Album Review: Angie McMahon – Salt (Dualtone)

It’s not just the voice, but the overall intimacy of the songs and the recording that causes Angie McMahon’s debut album, Salt, to grab the listener’s attention.

McMahon is from Melbourne and has been making music on and off since 2013 when she scored an unlikely opening slot for a Bon Jovi show. Her solo career began in earnest a few years later when she released her debut single, Slow Mover, in 2017.

That single, along with four others, help comprise Salt, 11 songs that feel like you are looking straight into the soul of this 25 year old artist.

The album begins with an electric guitar being strummed and sounding like it is coming from a room somewhere distant from the microphone positioned to pick up its sound. Then McMahon’s voice comes in…”Water on the feelings that I do not like, about the situation, I can feel my teeth trying to break the ice.”

But you’d be excused for not understanding exactly what the young lady is singing.

Angie has a clear, strong, emotive voice, but she tends to fade her words in and out, causing the listener to lean in and become even more immersed in her world.

Be advised this is music to listen to alone.

The first song, Play The Game, presents a singer who sounds both fragile and strong.  She and her guitar are eventually joined by a small band…drums and bass…but it’s a rickety, lo-fi sound that adds to the intimacy.

“I’m helpless, helpless when it comes to you”, she confesses, referring to the Neil Young tune she covered last year.

Indeed, most of the songs that make up Salt are built around love, obsession, betrayal and anxiety…the usual suspects for the 20-something songwriter.

But it’s the way McMahan delivers those songs that makes her something special.
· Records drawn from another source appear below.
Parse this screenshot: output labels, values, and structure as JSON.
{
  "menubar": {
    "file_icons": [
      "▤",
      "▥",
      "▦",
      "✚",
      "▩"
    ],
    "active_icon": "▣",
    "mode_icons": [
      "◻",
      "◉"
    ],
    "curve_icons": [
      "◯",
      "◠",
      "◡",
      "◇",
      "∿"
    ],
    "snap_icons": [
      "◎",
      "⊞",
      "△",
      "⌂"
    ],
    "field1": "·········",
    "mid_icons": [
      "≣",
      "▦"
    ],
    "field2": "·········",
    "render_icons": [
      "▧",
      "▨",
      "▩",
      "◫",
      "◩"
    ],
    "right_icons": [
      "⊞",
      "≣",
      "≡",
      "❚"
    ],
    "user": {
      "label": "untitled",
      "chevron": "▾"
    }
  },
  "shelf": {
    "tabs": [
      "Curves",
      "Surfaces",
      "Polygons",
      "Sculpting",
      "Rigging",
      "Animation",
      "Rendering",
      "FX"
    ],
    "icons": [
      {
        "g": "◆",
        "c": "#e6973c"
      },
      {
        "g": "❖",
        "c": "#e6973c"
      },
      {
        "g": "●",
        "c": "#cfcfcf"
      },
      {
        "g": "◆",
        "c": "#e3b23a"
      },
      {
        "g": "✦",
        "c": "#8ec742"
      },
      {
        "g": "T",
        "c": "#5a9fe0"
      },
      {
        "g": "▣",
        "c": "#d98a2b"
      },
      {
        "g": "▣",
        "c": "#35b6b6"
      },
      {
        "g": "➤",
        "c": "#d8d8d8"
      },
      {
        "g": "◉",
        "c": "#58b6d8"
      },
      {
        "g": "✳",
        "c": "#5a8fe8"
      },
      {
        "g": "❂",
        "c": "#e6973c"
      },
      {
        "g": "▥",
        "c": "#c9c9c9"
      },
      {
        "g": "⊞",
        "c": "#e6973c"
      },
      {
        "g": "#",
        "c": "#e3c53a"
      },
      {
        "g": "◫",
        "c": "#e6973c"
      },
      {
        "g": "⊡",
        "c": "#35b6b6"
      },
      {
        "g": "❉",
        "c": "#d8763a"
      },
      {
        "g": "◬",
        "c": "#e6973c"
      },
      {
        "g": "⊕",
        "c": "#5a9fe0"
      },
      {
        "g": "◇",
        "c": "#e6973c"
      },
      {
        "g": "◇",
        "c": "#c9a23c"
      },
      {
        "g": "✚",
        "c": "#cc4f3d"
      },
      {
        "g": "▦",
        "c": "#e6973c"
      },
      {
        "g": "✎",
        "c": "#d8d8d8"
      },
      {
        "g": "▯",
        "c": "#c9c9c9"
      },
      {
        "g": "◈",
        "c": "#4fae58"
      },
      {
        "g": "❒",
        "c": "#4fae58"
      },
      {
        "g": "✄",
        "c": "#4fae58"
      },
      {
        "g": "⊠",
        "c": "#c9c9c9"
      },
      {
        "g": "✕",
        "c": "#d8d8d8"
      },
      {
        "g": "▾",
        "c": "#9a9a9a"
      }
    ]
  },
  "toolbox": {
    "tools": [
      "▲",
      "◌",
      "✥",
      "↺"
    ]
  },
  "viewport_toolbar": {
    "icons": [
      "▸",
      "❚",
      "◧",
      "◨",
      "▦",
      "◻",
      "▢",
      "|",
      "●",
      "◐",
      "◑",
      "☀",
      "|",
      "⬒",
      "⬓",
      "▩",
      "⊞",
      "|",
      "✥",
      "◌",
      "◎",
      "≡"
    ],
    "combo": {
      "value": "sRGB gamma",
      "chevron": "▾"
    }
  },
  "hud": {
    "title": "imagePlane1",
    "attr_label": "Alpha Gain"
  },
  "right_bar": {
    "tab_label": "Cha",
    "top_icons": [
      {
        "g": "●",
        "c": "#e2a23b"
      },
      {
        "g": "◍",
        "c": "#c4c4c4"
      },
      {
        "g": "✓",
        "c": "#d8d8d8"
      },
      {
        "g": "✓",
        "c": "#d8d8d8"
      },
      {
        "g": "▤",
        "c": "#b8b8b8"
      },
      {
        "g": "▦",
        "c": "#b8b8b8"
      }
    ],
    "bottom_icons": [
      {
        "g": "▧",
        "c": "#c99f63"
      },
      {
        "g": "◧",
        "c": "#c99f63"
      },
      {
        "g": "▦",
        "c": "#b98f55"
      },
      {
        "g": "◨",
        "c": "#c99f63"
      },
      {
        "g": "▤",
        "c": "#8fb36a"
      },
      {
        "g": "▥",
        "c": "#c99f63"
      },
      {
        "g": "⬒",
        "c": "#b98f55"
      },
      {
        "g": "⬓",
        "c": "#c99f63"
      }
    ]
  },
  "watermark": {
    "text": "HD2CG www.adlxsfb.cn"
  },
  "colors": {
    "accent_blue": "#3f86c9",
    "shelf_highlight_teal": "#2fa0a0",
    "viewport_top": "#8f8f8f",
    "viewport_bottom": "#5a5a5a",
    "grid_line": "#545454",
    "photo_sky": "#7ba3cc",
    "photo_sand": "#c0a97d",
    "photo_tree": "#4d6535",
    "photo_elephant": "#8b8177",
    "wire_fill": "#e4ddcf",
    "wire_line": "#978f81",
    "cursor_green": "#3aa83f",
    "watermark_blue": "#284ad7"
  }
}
Her lyrics are personal and razor sharp.

“I’m tired of being your sweetheart” she declares on Missing You, while on Push, a breakup song instigated by a cheating partner, she takes the bull by the horns, “I’ll say our goodbye…I’ll save us some time.”

Perhaps her best lines come during Pasta, a song that opens with, “My bedroom is a disaster, my dog has got kidney failure”, before getting to, “Now I am simultaneously on top of someone’s pedestal and also underneath someone’s shoe”.

Melbourne has been producing some strong female voices recently…think Courtney Barnett and Julia Jacklin…and it sounds like Angie McMahon is about to join the ranks.